Paper 1 Past Paper Questions

Question 1

The resistance of 1 resistor is 20.
The other is unknown.
But a student calculated the total resistance of the resistors.
The student answer was 26 ohms.

Explain why the student must be wrong.

Answer 1

The total resistance must be less than 20 ohms because the total resistance of the resistors its less than the resistance of the smallest resistor.

Question 2

The energy transferred by the National Grid in one second was 36 gigajoules (GJ)

Which of the following is the same as 36 GJ
- 36 x 10^3 J
- 36 x 10^6 J
- 36 x 10^9 J
- 36 x 10^12J

Answer 2

36 x 10^9J

Question 3

Which of the following is a renewable energy source?

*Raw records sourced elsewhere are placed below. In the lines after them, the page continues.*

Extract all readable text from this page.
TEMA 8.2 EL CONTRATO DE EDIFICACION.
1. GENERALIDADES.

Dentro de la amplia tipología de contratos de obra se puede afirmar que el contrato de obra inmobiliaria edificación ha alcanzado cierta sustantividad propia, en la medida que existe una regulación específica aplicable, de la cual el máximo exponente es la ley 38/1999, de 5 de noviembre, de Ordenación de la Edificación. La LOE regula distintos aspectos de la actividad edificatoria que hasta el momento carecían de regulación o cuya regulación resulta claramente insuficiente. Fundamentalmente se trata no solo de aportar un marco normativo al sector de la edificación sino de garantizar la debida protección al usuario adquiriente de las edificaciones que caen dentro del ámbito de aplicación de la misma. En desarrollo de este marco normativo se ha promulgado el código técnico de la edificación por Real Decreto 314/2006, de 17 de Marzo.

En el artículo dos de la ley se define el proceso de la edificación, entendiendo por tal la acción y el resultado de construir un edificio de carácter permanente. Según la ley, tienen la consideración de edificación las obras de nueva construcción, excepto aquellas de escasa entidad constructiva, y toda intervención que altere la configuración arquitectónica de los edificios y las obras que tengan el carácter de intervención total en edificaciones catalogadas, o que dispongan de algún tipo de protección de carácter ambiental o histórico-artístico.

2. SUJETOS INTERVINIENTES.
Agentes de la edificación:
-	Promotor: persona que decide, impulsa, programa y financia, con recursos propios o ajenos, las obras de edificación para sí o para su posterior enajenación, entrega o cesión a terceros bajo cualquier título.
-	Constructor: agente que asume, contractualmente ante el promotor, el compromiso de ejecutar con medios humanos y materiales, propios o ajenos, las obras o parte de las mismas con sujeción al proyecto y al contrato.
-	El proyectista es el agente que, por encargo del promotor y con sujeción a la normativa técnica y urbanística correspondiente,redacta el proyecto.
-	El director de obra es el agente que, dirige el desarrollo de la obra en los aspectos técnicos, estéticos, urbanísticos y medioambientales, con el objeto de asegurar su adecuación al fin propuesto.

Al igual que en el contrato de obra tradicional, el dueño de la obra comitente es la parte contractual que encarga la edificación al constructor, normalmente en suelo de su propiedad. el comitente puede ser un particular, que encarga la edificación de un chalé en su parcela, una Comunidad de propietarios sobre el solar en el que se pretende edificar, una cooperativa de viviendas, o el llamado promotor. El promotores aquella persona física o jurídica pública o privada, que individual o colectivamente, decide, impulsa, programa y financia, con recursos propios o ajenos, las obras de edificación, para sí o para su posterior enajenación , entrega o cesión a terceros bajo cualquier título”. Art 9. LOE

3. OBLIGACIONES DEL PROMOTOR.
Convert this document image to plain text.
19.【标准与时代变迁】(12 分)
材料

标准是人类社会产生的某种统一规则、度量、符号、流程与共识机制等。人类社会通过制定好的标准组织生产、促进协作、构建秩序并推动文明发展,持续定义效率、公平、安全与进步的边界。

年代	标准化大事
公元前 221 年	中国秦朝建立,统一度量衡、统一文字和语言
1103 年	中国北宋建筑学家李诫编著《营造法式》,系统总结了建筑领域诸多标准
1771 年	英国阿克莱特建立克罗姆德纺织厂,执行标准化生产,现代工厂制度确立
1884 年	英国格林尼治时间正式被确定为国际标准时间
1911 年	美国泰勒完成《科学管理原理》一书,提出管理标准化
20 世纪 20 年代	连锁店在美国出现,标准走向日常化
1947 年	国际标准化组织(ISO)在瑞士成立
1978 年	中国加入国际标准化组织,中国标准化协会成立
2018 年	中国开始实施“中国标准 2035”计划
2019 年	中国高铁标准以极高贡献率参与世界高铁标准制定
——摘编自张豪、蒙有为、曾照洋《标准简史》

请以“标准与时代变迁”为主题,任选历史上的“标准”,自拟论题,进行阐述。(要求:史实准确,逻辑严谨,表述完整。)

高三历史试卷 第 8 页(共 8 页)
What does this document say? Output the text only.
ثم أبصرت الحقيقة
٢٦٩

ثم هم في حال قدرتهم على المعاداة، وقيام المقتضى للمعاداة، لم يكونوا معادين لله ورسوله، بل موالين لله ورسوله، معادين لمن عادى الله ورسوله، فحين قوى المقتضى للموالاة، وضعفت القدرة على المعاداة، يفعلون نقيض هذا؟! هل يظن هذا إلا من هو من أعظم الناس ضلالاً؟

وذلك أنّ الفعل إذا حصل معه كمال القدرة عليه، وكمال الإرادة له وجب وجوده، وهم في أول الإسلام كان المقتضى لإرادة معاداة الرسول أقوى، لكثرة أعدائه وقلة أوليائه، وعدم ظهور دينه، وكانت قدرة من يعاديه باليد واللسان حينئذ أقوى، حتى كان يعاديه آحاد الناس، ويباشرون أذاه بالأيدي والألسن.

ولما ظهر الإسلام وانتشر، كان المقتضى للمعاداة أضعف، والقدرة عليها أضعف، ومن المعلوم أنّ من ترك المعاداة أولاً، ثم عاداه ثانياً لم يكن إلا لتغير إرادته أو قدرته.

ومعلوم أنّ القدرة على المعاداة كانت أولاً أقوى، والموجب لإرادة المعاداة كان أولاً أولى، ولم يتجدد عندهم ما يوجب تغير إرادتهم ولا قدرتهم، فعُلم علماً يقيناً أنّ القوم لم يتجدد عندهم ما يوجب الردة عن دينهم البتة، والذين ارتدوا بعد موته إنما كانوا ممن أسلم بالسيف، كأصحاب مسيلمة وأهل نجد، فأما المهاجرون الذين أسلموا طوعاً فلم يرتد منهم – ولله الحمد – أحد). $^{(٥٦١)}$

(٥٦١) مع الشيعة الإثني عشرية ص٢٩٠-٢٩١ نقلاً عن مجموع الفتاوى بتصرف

• geothermal -Natural gas -Nuclear fuel

Answer 3

Geothermal

Question 4

V=IR
When the total resistance of the resistors was 7.5 ohms the current in the circuit was 480 mA.

Calculate the potential difference across the 2 resistors.

Answer 4

480/ 1000 = 0.48
V=IR
V= 0.48 x 7.5
V= 3.6

Question 5

When a student steps onto a scale the reading is 64.8kg.
The student steps off the scale and then immediately steps hack on.
The scales now read 64.1

Complete the sentence

The difference between the two values given by the scales is due to a _______________ error.

Answer 5

Random

Question 6

P=IV

This question is about the National Grid.
The potential difference across the primary coil in transformer Y is 400 000 V.
The potential difference across the secondary coil is 11 000V.
The current in the primary coil is 660 A.

Calculate the current in the secondary coil of transformer Y.

Answer 6

P=IV
P= ?
I1= 660 A
V1= 400 000 v2= 11 000
(Power will be equal for each coil)
I1 x v1 = I2 x v2
660 x 400 000 = I2 x 11 000

660 x 400 000/ 11 000 = I2
24 000 A = I2

Question 7

P=IV

This question is about the National Grid.
The potential difference across the primary coil in transformer Y is 400 000 V.
The potential difference across the secondary coil is 11 000V.
The current in the primary coil is 660 A.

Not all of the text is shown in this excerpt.